Distribution and expression of hub genes in the kidney

Six major cell clusters were identified from public scRNA-seq datasets. These clusters included endothelial cells, Natural killer T (NKT) cells, fibroblasts, B cells, tumor cells, and proliferative tumor cells (Fig. 6A). Further gene expression characteristics were used to demonstrate the marker genes of various cell types. For instance, genes highly expressed in B cells included CD79A and MS4A1, endothelial cells specifically expressed PLVAP, VWF, and EMCN, fibroblasts specifically expressed COL3A1 and COL1A2, NKT cells specifically expressed GZMA, NKG7, and GNLY, while proliferative tumor cells and tumor cells expressed specific tumor marker genes such as MKI67 and EPCAM, respectively (Fig. 6B). Comparison of the proportions of various cell types in the samples revealed that tumor cells accounted for the highest proportion, reaching 42%, followed by endothelial cells and B cells, each accounting for 19%, fibroblasts accounting for 17%, and NKT cells and proliferative tumor cells accounting for the smallest proportions (Fig. 6C). Finally, the expressions of key hub genes in different cell types was further analyzed. These results demonstrated that TGFB1, CDKN2A, and CDC20 were significantly expressed in proliferative tumor cells, CTSS was most prominently expressed in B cells, while VIM was expressed in multiple cell types (Fig. 6D).

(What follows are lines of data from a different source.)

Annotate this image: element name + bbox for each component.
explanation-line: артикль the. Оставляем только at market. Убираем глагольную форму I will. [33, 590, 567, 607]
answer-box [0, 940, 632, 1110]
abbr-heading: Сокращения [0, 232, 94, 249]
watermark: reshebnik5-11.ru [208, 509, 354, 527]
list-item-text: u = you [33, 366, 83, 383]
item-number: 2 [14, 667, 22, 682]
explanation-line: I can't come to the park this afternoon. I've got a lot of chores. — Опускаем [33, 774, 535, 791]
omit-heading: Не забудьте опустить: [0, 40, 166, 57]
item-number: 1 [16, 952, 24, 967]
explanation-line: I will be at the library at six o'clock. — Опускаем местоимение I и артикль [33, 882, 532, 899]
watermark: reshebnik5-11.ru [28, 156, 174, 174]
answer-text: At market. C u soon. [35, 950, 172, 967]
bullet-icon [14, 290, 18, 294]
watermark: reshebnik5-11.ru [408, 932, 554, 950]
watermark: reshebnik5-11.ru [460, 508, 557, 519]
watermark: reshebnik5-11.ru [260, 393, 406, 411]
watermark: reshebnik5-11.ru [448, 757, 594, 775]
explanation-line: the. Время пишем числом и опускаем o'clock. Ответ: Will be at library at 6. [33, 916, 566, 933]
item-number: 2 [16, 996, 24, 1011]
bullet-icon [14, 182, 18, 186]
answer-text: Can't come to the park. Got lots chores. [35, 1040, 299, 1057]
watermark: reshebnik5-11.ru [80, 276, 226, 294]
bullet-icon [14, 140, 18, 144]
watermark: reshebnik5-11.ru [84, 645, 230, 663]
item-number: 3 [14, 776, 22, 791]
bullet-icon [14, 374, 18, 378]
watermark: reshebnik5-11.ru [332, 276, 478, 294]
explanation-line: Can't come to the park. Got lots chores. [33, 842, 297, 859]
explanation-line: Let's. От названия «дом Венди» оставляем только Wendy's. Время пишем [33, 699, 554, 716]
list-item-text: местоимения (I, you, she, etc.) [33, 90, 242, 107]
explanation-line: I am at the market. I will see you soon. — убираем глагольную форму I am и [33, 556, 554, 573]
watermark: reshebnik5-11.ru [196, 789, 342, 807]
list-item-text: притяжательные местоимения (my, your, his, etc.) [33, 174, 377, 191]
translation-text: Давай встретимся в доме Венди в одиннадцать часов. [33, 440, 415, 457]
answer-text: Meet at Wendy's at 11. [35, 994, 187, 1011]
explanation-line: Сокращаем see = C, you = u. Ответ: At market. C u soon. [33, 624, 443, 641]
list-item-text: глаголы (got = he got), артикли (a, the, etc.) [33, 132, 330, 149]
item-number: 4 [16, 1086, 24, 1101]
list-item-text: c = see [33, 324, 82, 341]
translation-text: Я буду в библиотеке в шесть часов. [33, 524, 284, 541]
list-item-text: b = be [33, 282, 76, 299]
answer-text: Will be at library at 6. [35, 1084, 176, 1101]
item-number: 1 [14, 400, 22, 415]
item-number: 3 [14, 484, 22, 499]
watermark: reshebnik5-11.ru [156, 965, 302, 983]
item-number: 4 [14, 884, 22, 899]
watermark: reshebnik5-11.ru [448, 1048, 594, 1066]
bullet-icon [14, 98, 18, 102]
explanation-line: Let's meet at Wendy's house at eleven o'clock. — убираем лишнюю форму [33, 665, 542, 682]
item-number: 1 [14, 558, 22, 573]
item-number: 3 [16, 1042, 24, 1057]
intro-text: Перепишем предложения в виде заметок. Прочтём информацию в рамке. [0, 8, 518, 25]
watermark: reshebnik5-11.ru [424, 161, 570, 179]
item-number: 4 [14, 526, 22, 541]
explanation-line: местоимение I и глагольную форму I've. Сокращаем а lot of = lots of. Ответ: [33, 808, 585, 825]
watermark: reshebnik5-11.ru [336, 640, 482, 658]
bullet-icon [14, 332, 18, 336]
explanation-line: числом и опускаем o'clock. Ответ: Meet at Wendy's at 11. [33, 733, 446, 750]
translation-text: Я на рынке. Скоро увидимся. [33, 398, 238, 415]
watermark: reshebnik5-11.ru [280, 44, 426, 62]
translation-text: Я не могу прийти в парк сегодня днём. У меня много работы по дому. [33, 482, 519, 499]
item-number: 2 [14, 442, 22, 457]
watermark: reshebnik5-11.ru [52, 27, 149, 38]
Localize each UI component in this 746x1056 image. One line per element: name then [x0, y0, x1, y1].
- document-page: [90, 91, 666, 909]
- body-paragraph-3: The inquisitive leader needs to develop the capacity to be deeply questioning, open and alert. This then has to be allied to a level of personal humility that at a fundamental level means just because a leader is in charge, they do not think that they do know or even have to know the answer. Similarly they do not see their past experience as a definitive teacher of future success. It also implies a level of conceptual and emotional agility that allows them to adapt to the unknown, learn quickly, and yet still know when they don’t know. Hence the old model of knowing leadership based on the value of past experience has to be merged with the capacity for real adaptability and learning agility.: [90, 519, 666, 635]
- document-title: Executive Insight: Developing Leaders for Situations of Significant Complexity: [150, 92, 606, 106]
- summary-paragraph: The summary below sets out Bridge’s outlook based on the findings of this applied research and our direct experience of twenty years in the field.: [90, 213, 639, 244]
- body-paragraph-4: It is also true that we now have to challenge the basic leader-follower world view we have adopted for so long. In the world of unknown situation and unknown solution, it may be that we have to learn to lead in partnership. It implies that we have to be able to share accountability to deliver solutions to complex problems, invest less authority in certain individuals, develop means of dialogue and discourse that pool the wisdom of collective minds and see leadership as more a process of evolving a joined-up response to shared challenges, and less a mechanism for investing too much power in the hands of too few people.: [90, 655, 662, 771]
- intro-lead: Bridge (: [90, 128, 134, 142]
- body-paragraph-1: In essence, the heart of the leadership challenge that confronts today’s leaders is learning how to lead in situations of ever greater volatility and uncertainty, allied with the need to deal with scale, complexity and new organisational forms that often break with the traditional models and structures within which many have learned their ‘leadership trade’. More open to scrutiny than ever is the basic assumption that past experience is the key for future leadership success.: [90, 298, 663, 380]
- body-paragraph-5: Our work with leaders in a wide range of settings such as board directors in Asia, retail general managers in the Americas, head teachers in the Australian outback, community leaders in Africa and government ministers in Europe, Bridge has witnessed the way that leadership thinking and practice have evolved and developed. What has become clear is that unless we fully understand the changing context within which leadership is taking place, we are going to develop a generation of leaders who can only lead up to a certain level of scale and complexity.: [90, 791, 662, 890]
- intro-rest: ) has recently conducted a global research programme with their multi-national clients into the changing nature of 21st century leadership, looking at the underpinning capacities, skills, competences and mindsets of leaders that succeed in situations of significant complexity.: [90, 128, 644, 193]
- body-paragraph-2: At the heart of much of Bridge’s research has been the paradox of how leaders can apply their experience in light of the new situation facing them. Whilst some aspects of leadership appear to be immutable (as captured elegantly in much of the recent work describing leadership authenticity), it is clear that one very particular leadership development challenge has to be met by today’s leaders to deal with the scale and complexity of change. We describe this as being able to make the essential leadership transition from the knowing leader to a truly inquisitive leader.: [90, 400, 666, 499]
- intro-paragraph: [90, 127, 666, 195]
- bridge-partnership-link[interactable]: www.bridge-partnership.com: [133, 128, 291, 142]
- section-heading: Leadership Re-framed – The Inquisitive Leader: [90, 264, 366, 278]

Cellular validation based on in vitro experiment

The possibilities of CDKN2A, VIM, TGFB1, CTSS and CDC20 as biomarkers of KIRC were further verified through in vitro experiments. The mRNA expression levels of these five genes were calculated, and it was found that the expressions of all these five genes in 786-O KIRC cells were significantly higher than those in 293T cells (Fig. 7A, p < 0.05). Since we observed a significant up-regulation of CTSS expression in KIRC cell lines relative to the other key genes screened, and its less studied in CTSS in KIRC. For this reason, the impact of CTSS silencing on the biological function of KIRC cells was investigated (Fig. 7B). CCK-8 results showed that silencing the expression of CTSS significantly reduced the proliferative capacity of 786-O cells (Fig. 7C, p < 0.001). Furthermore, the relevant results demonstrated that the silencing of CTSS led to a reduction in the migration and invasion capabilities of KIRC cells (Figs. 7D–7E, p < 0.001).